I'm a very private person, by nature. I don't let anyone in very easily and I sure have my guard up in any new relationship I plunge into in life. That's purely the fact that the old me was too trustworthy and it got me in bad relationships and caused a lot of hurt feelings.
I believe for this very reason, it is hard for people to commit to being part of a community. Sometimes the word "community" itself can come across leaving a bad taste in your mouth. I am from a small town and I have seen/heard things from those who "lead our community." Over the years, I've agreed and disagreed with movements and choices, but as I've aged, I've figured out my grumbling does nothing FOR the community. I need to stand up and be a part of things and show my own talents and suggestions.
Growing a town and growing religion in that said town is an even harder task. There will always be non believers around every corner to try and pull you down and steer you from showing just how wonderful God is to our lives. This is when we need a community the most.
My hope and prayer is for a community stand to show our love and gratitude toward God. I want non believers to see us and have to re-think THEIR lives instead of trying to change our views. The Lord works in mysterious ways and I think sometimes in the most uncomfortable settings.
While Brian and I were dating, we were attending two separate churches. I knew this was something I wanted us to fix ASAP in our marriage. He had responsibilities to his church by operating their sound booth so he and I didn't get to start attending church together until a month before our wedding. We bounced around to a few churches in hopes of finding "our" church home together.

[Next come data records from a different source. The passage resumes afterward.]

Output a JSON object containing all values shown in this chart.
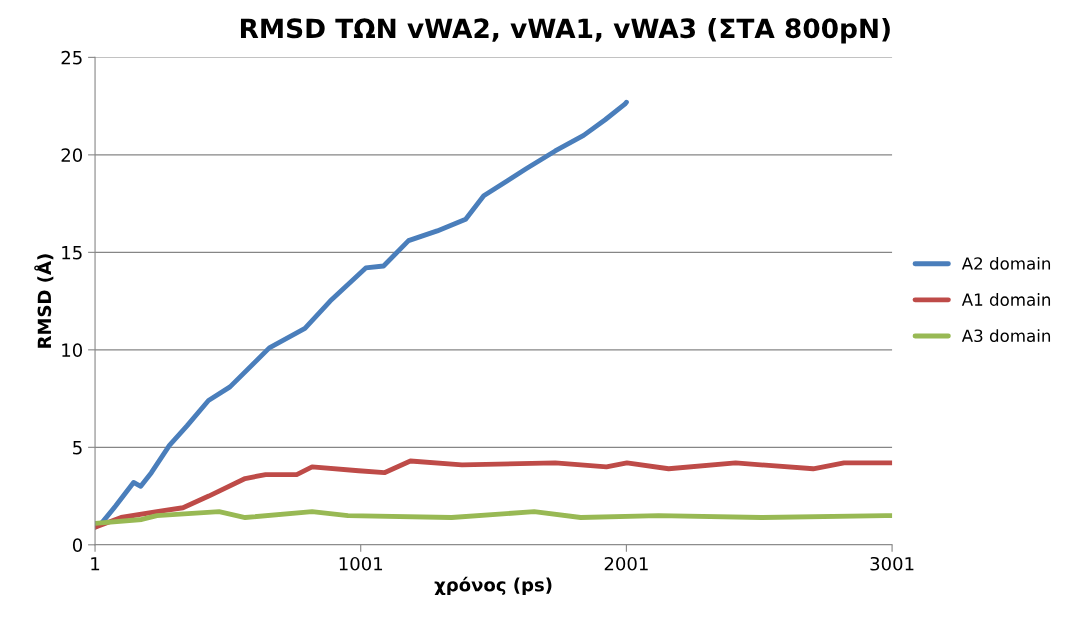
{
  "chart_data": {
    "type": "line",
    "title": "RMSD ΤΩΝ vWA2, vWA1, vWA3 (ΣΤΑ 800pN)",
    "xlabel": "χρόνος (ps)",
    "ylabel": "RMSD (Å)",
    "xlim": [
      1,
      3001
    ],
    "xticks": [
      1,
      1001,
      2001,
      3001
    ],
    "ylim": [
      0,
      25
    ],
    "yticks": [
      0,
      5,
      10,
      15,
      20,
      25
    ],
    "grid": "y",
    "legend": "right",
    "marker": "none",
    "line_style": "solid",
    "series": [
      {
        "name": "A2 domain",
        "color": "#4a7ebb",
        "x": [
          1,
          25,
          79,
          146,
          173,
          213,
          281,
          347,
          428,
          509,
          657,
          791,
          886,
          1020,
          1087,
          1181,
          1289,
          1396,
          1464,
          1625,
          1733,
          1840,
          1921,
          1995,
          2001
        ],
        "values": [
          0.9,
          1.1,
          2.0,
          3.2,
          3.0,
          3.7,
          5.1,
          6.1,
          7.4,
          8.1,
          10.1,
          11.1,
          12.5,
          14.2,
          14.3,
          15.6,
          16.1,
          16.7,
          17.9,
          19.3,
          20.2,
          21.0,
          21.8,
          22.6,
          22.7
        ]
      },
      {
        "name": "A1 domain",
        "color": "#be4b48",
        "x": [
          1,
          99,
          234,
          332,
          429,
          566,
          643,
          760,
          818,
          993,
          1090,
          1188,
          1382,
          1733,
          1926,
          2003,
          2160,
          2412,
          2704,
          2820,
          2977,
          3001
        ],
        "values": [
          0.9,
          1.4,
          1.7,
          1.9,
          2.5,
          3.4,
          3.6,
          3.6,
          4.0,
          3.8,
          3.7,
          4.3,
          4.1,
          4.2,
          4.0,
          4.2,
          3.9,
          4.2,
          3.9,
          4.2,
          4.2,
          4.2
        ]
      },
      {
        "name": "A3 domain",
        "color": "#98b954",
        "x": [
          1,
          177,
          234,
          468,
          566,
          818,
          953,
          1343,
          1654,
          1829,
          2122,
          2510,
          2977,
          3001
        ],
        "values": [
          1.1,
          1.3,
          1.5,
          1.7,
          1.4,
          1.7,
          1.5,
          1.4,
          1.7,
          1.4,
          1.5,
          1.4,
          1.5,
          1.5
        ]
      }
    ]
  }
}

While I LOVED my church pastor and his messages, Brian just simply wasn't comfortable in that church. It is the largest church in town and a drastic change from where he was attending. I knew this was God's way of showing me marriage was a compromise from the very beginning. We ended up settling at his home church. While at first that may sound "unfair" that I left mine and we now attend one of his choice, let me assure you it was my decision.
Walking into that church is a sense of community for me. Like I said, I've never been the center of attention or a crowd seeker, but when I walk in this church and people fling their arms around your neck and ask things other than "how are you?" then it changes my outlook. I feel at home at our church. I feel a part of the community.
Brian's membership was still at this particular church, so there was no process for him to join. I began to pray that the Lord would put it upon my heart to join this church if this is where Brian and I were supposed to worship. I'll be completely honest, there were a few times I felt like God was talking to me, but I turned my ear until this one particular Sunday night. God was pushing me to that altar and begging me to trust Him. And I did. The tears on my husband's face was worth every ounce of insecurity it took for me to stand before that church body. (Remember, I don't like all eyes on me.) It's a memory I hope to last a lifetime.
So I encourage you to BE a community yourself. Invite friends over. Put yourself out there. Trust in the Lord.
And speaking of community, I am so blessed and thankful for my fellow blog ladies who I really feel "a part of the community" with when I e-mail and text and read their blogs. Communities aren't always those physically near you. It can be those you don't even know in real life. But your worth in their eyes is one in the same.